Research & Papers

Outcome Rewards Do Not Guarantee Verifiable or Causally Important Reasoning

Outcome rewards may not lead to verifiable reasoning chains.

Deep Dive

A new paper from Qinan Yu, Alexa Tartaglini, and colleagues at Stanford and other institutions challenges a core assumption in AI training: that Reinforcement Learning from Verifiable Rewards (RLVR) on chain-of-thought reasoning leads models to genuinely reason. The team introduced two novel metrics—Causal Importance of Reasoning (CIR), which measures how much reasoning tokens affect the final answer, and Sufficiency of Reasoning (SR), which checks if a verifier can deduce the answer from reasoning alone. Testing the Qwen2.5 model series on ReasoningGym tasks, they found that while RLVR improves task accuracy, it does not reliably improve CIR or SR, suggesting models may rely on shortcuts rather than true reasoning.

The study also proposes remedies. A small amount of supervised fine-tuning (SFT) before RLVR can boost CIR and SR, as can adding auxiliary CIR/SR rewards on top of outcome-based rewards. This joint reward approach matches RLVR accuracy while ensuring causally important and sufficient reasoning.
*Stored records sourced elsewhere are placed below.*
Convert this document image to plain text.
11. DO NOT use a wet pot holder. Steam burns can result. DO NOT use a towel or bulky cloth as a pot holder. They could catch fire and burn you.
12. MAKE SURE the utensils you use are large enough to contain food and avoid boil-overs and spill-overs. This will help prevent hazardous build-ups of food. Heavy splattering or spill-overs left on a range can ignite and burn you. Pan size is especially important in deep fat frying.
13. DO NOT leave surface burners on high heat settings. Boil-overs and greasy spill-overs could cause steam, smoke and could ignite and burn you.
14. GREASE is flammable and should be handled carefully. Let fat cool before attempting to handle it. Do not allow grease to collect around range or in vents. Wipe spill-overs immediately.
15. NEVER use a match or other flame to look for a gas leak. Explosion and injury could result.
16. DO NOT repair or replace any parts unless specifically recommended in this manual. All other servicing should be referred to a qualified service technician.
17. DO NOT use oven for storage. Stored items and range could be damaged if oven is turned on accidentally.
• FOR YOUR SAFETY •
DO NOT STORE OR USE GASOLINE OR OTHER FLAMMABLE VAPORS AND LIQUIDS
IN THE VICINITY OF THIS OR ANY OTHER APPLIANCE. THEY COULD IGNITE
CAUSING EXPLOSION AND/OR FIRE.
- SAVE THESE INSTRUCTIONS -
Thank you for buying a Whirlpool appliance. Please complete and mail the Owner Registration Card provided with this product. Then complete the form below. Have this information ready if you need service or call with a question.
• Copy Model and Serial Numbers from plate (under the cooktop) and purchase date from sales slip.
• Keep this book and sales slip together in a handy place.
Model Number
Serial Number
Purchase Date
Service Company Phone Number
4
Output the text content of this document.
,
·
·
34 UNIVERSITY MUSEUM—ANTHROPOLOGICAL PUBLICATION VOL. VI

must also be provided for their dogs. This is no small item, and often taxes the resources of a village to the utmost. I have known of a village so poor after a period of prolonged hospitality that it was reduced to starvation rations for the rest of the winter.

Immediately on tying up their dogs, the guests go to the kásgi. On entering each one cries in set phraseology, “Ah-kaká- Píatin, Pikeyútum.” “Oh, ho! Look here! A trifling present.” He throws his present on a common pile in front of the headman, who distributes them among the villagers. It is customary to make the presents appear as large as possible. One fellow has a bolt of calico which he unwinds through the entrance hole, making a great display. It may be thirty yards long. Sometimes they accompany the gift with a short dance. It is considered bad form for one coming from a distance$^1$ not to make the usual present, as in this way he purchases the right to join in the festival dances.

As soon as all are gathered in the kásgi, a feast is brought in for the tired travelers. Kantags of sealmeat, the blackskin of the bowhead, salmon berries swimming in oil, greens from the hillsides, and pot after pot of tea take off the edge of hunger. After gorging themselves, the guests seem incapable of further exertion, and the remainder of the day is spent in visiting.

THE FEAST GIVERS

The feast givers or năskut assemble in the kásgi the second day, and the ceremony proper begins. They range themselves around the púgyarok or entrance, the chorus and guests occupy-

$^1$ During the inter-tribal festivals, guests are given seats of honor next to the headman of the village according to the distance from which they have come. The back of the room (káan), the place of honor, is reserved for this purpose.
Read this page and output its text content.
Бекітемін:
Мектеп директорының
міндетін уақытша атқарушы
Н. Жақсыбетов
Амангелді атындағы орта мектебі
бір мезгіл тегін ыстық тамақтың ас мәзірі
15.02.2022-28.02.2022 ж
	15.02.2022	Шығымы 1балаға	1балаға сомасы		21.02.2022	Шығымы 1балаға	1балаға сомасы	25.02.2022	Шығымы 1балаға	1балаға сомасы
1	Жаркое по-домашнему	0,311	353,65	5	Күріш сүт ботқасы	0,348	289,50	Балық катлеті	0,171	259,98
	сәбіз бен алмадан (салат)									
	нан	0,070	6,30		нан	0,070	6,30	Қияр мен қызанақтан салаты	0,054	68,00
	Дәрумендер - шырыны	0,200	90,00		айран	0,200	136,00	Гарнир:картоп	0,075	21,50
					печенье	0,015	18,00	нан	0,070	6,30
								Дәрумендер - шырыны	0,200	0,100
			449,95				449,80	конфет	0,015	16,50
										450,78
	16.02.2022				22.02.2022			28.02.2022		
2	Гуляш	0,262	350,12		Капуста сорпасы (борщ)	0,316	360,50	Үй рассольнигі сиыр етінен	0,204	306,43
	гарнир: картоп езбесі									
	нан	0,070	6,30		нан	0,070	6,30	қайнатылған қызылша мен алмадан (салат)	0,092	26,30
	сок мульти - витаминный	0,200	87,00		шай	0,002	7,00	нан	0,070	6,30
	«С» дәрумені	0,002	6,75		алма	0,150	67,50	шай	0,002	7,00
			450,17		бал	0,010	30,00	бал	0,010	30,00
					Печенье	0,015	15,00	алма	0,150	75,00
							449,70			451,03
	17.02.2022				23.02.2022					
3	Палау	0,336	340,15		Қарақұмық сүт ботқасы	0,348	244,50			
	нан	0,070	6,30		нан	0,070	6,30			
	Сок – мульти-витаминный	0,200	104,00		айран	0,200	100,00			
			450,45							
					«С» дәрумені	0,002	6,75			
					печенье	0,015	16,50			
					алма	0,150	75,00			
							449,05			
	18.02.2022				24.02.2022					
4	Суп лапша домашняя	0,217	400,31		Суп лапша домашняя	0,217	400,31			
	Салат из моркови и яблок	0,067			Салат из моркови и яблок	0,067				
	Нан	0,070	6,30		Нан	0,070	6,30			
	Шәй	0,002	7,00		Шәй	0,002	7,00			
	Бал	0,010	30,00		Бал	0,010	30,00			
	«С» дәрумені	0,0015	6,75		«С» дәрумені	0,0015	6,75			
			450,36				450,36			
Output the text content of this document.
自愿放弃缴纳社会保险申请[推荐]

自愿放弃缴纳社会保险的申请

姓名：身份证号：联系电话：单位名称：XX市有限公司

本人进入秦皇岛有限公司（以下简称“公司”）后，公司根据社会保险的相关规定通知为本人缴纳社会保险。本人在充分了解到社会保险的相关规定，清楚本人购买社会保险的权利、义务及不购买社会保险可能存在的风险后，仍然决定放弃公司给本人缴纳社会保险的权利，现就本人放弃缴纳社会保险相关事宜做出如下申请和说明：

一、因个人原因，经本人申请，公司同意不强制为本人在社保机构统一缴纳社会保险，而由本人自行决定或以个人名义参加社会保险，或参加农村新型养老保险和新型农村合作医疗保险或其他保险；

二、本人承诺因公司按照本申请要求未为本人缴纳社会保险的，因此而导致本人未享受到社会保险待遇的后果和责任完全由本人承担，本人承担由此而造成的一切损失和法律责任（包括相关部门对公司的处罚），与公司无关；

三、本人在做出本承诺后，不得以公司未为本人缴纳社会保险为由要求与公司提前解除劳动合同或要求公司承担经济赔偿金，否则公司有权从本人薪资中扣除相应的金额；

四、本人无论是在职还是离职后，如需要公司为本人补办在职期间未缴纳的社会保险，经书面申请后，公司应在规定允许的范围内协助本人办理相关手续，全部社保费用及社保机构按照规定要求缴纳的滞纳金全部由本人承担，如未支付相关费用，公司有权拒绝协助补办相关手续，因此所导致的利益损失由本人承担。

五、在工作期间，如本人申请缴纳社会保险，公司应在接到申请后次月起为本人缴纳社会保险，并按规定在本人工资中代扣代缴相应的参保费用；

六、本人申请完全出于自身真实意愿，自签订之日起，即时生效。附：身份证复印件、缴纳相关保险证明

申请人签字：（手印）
The findings suggest that common post-training methods may not produce the reasoning we assume, but simple modifications can fix this, making AI reasoning more transparent and trustworthy.

Key Points
  • RLVR improves task accuracy but not causal importance (CIR) or sufficiency (SR) of reasoning.
  • Adding a small amount of SFT before RLVR remedies low CIR and SR.
  • Auxiliary CIR/SR rewards with outcome rewards maintain accuracy while improving reasoning quality.

Why It Matters

This work reveals that current RLVR methods may not foster genuine reasoning, guiding better AI training.